Methods: Pts underwent FET-PET and MRI (Flair, T2*, DTI, T1 ± Gd-DTPA) before surgery for brain metastasis. Imaging data were fused (iPlan cranial 3.0). Uptake of FET was quantified by SUV. Imaging contrast was assessed by calculating lesion-to-gray matter ratios. GTV of tumors were assessed by semi-automatic segmentation (iPlan cranial 3.0).

Results: 30 patients were enrolled (origin of neoplasm: 8 breast; 7 NSCLC, 1 SCLC; 6 upper/lower GI, 3 renal, 2 lymphoma, 2 urinary bladder, 1 CUP). 13 pts had received brain radiation prior to surgical resection, 2 pts underwent treatment for recurrent, previously resected and irradiated brain metastases. In 28 pts histopathology revealed vital tumor tissue, in 2 pts necrotic/non vital tissue. All pts with a positive histopathology for vital tumor tissue displayed a SUV in FET-PET above 1.6. Pts with tumor negative histopathology displayed a SUV max below 1.6. Ratio of PET tumor volume (SUV > 1.6) to GTV (MRI + Gd) was 1.43 (SD ± 2.048). FET-PET delineated tumor tissue outside of MRI changes.

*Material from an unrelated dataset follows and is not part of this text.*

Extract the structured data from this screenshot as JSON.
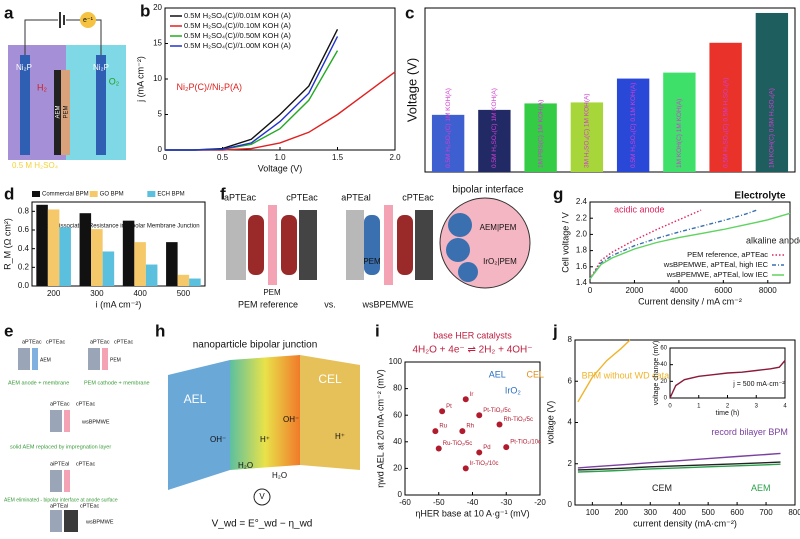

Conclusions: In this preliminary study FET-PET provided diagnostic information on newly diagnosed and recurrent (resected and/or previously irradiated) brain metastases. Applying an SUV ratio threshold of 1.6 FET-PET was positive in all pts with positive histopathology for vital tumor tissue and negative in pts harboring no vital tumor tissue. Therefore semiquantitative FET-PET could be helpful for differentiation of tumor progression from treatment associated tissue changes i.e pseudoprogression.